Their party platforms place them worlds apart, but whether Democrats or Republicans rule the roost in D.C., the media and culture atmosphere in the district has remained largely the same over the past several years.
Betsy Rothstein of Fishbowl DC, a site that covers both D.C. politicians and the journalists who plague them, dispelled the notion that the city's social scene becomes livelier depending on which party is in power (at least in recent years).
That doesn't mean, however, that it doesn't get short-term boosts. For example, Rothstein said there was a jolt of excitement when Republicans took over the House in 2010, though the takeover failed to make any lasting effect.
The atmosphere on Capitol Hill itself became an interesting paradox after that Republican takeover. The GOP freshman class, full of political novices and surrounded by the aura of the tea party, was something of a breath of fresh air to the Beltway old-timers scene, said one Hill source. But the source added there's still a big country club vs. real world mentality struggle going on right now within the GOP, whose most high-profile representative right now in D.C. is Speaker of the House John Boehner.
But Boehner is also a figure Rothstein identifies as one of the funnier lawmakers on the Hill, sporting a kind of dry humor in his willingness to make fun of reporters—all done, of course, in good fun.
Rothstein said lawmakers probably get more leeway in how bold a figure they can cut based on the district they represent and cited the example of Democrat Rep. Shelley Berkley, whose district includes Las Vegas.
"I think it really depends on where a lawmaker's from," Rothstein said.

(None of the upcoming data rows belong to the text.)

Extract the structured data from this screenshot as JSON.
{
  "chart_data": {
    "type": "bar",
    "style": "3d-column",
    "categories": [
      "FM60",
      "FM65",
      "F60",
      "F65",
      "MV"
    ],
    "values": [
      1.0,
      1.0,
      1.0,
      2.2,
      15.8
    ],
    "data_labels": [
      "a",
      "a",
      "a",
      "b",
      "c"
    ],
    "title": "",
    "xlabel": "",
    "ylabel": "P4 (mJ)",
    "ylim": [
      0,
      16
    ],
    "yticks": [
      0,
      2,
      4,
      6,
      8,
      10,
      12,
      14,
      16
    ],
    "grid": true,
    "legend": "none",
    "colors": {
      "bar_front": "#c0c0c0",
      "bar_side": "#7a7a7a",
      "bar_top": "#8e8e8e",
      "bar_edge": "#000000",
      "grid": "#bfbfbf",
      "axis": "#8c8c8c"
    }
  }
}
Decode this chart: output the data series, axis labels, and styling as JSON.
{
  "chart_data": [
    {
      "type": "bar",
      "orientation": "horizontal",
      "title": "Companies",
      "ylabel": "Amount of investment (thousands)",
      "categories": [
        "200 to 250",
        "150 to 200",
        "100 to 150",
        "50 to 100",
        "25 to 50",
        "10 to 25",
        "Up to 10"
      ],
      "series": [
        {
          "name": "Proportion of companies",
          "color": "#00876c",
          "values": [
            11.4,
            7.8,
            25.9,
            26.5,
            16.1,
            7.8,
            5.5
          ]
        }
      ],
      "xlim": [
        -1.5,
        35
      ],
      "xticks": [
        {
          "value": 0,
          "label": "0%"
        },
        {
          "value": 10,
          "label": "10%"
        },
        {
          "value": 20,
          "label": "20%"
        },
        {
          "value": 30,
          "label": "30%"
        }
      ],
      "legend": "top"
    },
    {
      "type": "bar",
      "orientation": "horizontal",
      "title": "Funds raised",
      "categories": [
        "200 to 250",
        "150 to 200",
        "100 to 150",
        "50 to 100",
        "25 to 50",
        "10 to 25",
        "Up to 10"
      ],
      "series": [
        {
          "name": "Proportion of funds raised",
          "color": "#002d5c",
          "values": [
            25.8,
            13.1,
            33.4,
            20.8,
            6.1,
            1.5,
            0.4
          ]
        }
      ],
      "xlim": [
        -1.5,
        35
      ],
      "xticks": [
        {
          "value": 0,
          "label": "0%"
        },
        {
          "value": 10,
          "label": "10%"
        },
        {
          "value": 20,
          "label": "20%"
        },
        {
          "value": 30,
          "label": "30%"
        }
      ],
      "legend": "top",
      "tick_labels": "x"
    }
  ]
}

Is there a party that makes life easier for journalists to get information? Rothstein indicated that may depend more on personality rather than party mantra. On 1600 Pennsylvania Avenue, for example, she said the Bush administration had a reputation for being "very controlled," whereas reporters seemed to be able to get through more to Obama's initial White House press secretary, Robert Gibbs.

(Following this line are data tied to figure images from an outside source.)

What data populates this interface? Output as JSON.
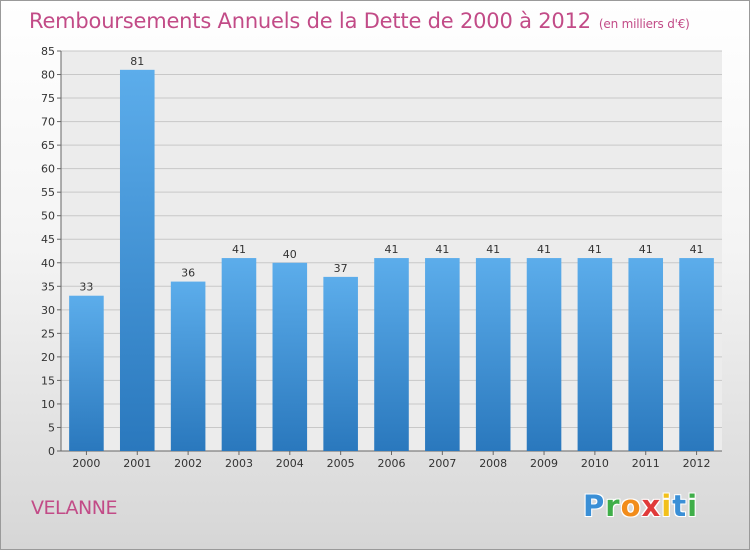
{
  "title": "Remboursements Annuels de la Dette de 2000 à 2012",
  "subtitle": "(en milliers d'€)",
  "commune": "VELANNE",
  "logo": {
    "letters": [
      {
        "ch": "P",
        "color": "#3a8fd6"
      },
      {
        "ch": "r",
        "color": "#3fae49"
      },
      {
        "ch": "o",
        "color": "#f28c1a"
      },
      {
        "ch": "x",
        "color": "#e03b3b"
      },
      {
        "ch": "i",
        "color": "#f2c01a"
      },
      {
        "ch": "t",
        "color": "#3a8fd6"
      },
      {
        "ch": "i",
        "color": "#3fae49"
      }
    ]
  },
  "chart_data": {
    "type": "bar",
    "categories": [
      "2000",
      "2001",
      "2002",
      "2003",
      "2004",
      "2005",
      "2006",
      "2007",
      "2008",
      "2009",
      "2010",
      "2011",
      "2012"
    ],
    "values": [
      33,
      81,
      36,
      41,
      40,
      37,
      41,
      41,
      41,
      41,
      41,
      41,
      41
    ],
    "ylim": [
      0,
      85
    ],
    "yticks": [
      0,
      5,
      10,
      15,
      20,
      25,
      30,
      35,
      40,
      45,
      50,
      55,
      60,
      65,
      70,
      75,
      80,
      85
    ],
    "grid": true,
    "bar_color": "#4d9fe0",
    "title": "Remboursements Annuels de la Dette de 2000 à 2012",
    "subtitle": "(en milliers d'€)"
  }
}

"I don't know that I would say it's because Obama's a Democrat," Rothstein explained.
But if the politicians are interesting, the journalists who cover them are even more unique.
"From my perspective, and what I cover now, I see a lot of thin-skinned behavior from journalists, maybe double or triple the amount I saw covering lawmakers," Rothstein said.

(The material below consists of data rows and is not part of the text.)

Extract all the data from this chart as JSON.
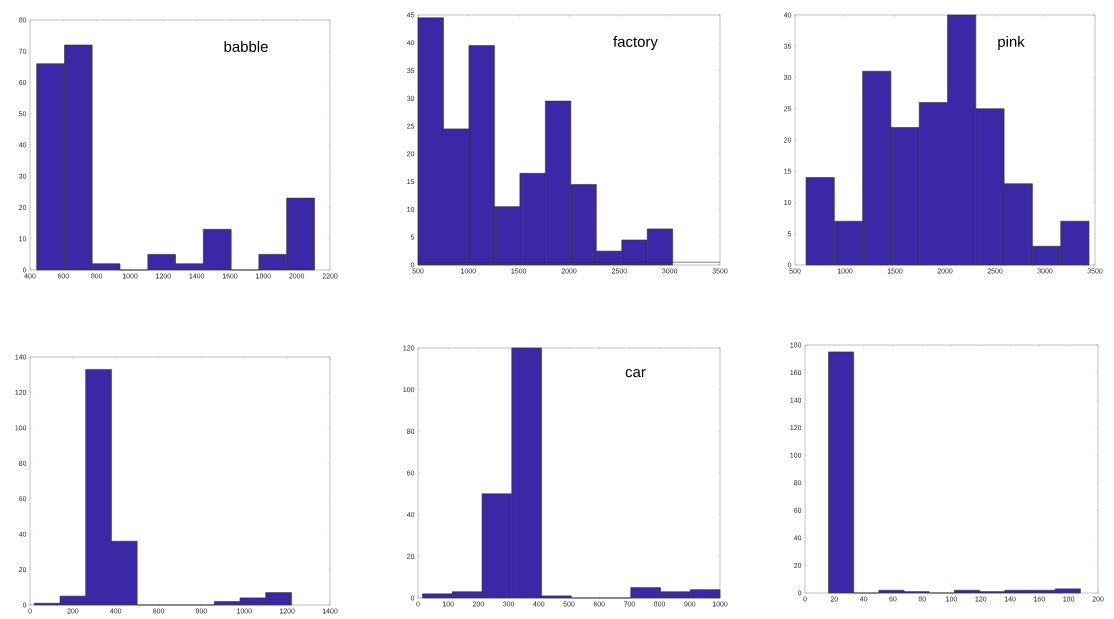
{
  "chart_data": [
    {
      "type": "histogram",
      "title": "babble",
      "bins": [
        440,
        607,
        773,
        940,
        1107,
        1273,
        1440,
        1607,
        1773,
        1940,
        2107
      ],
      "values": [
        66,
        72,
        2,
        0,
        5,
        2,
        13,
        0,
        5,
        23
      ],
      "color": "#3b28a6",
      "xlim": [
        400,
        2200
      ],
      "ylim": [
        0,
        80
      ],
      "xticks": [
        400,
        600,
        800,
        1000,
        1200,
        1400,
        1600,
        1800,
        2000,
        2200
      ],
      "yticks": [
        0,
        10,
        20,
        30,
        40,
        50,
        60,
        70,
        80
      ]
    },
    {
      "type": "histogram",
      "title": "factory",
      "bins": [
        500,
        753,
        1006,
        1259,
        1512,
        1765,
        2018,
        2271,
        2524,
        2777,
        3030
      ],
      "values": [
        44.5,
        24.5,
        39.5,
        10.5,
        16.5,
        29.5,
        14.5,
        2.5,
        4.5,
        6.5
      ],
      "color": "#3b28a6",
      "xlim": [
        500,
        3500
      ],
      "ylim": [
        0,
        45
      ],
      "xticks": [
        500,
        1000,
        1500,
        2000,
        2500,
        3000,
        3500
      ],
      "yticks": [
        0,
        5,
        10,
        15,
        20,
        25,
        30,
        35,
        40,
        45
      ],
      "ref_lines": [
        {
          "axis": "y",
          "value": 0.5
        }
      ]
    },
    {
      "type": "histogram",
      "title": "pink",
      "bins": [
        610,
        893,
        1176,
        1459,
        1742,
        2025,
        2308,
        2591,
        2874,
        3157,
        3440
      ],
      "values": [
        14,
        7,
        31,
        22,
        26,
        40,
        25,
        13,
        3,
        7
      ],
      "color": "#3b28a6",
      "xlim": [
        500,
        3500
      ],
      "ylim": [
        0,
        40
      ],
      "xticks": [
        500,
        1000,
        1500,
        2000,
        2500,
        3000,
        3500
      ],
      "yticks": [
        0,
        5,
        10,
        15,
        20,
        25,
        30,
        35,
        40
      ]
    },
    {
      "type": "histogram",
      "bins": [
        20,
        140,
        260,
        380,
        500,
        620,
        740,
        860,
        980,
        1100,
        1220
      ],
      "values": [
        1,
        5,
        133,
        36,
        0,
        0,
        0,
        2,
        4,
        7
      ],
      "color": "#3b28a6",
      "xlim": [
        0,
        1400
      ],
      "ylim": [
        0,
        140
      ],
      "xticks": [
        0,
        200,
        400,
        600,
        800,
        1000,
        1200,
        1400
      ],
      "yticks": [
        0,
        20,
        40,
        60,
        80,
        100,
        120,
        140
      ]
    },
    {
      "type": "histogram",
      "title": "car",
      "bins": [
        15,
        113.5,
        212,
        310.5,
        409,
        507.5,
        606,
        704.5,
        803,
        901.5,
        1000
      ],
      "values": [
        2,
        3,
        50,
        120,
        1,
        0,
        0,
        5,
        3,
        4
      ],
      "color": "#3b28a6",
      "xlim": [
        0,
        1000
      ],
      "ylim": [
        0,
        120
      ],
      "xticks": [
        0,
        100,
        200,
        300,
        400,
        500,
        600,
        700,
        800,
        900,
        1000
      ],
      "yticks": [
        0,
        20,
        40,
        60,
        80,
        100,
        120
      ]
    },
    {
      "type": "histogram",
      "bins": [
        16,
        33.2,
        50.4,
        67.6,
        84.8,
        102,
        119.2,
        136.4,
        153.6,
        170.8,
        188
      ],
      "values": [
        175,
        0,
        2,
        1,
        0,
        2,
        1,
        2,
        2,
        3
      ],
      "color": "#3b28a6",
      "xlim": [
        0,
        200
      ],
      "ylim": [
        0,
        180
      ],
      "xticks": [
        0,
        20,
        40,
        60,
        80,
        100,
        120,
        140,
        160,
        180,
        200
      ],
      "yticks": [
        0,
        20,
        40,
        60,
        80,
        100,
        120,
        140,
        160,
        180
      ]
    }
  ]
}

While covering politicians may be intense, it's just as difficult keeping up with the journalists – "the most intense beat I've ever had even compared to covering members of Congress," Rothstein described it. The journalists in D.C. are, to quote a Hill source, on a "crusade." Reporters in the district give off the aura that they believe they're doing important work, and that they're on the Hill to make a difference.
But there's also a healthy dose of self-serving tied into this intensity. One Hill source called it the "keep your own jobs core" and talked about how a journalist sometimes will have to ask questions just to hold other journalists accountable. And "gotcha" journalism still plays a part in the D.C. scene, Rothstein said.
"Reporters, they want the Drudge hit," she said.
And D.C. as a whole, Rothstein agreed, simply takes itself too seriously.
"Well into the 90s," she responds when asked what percentage.
Democrat or Republican, some things never change.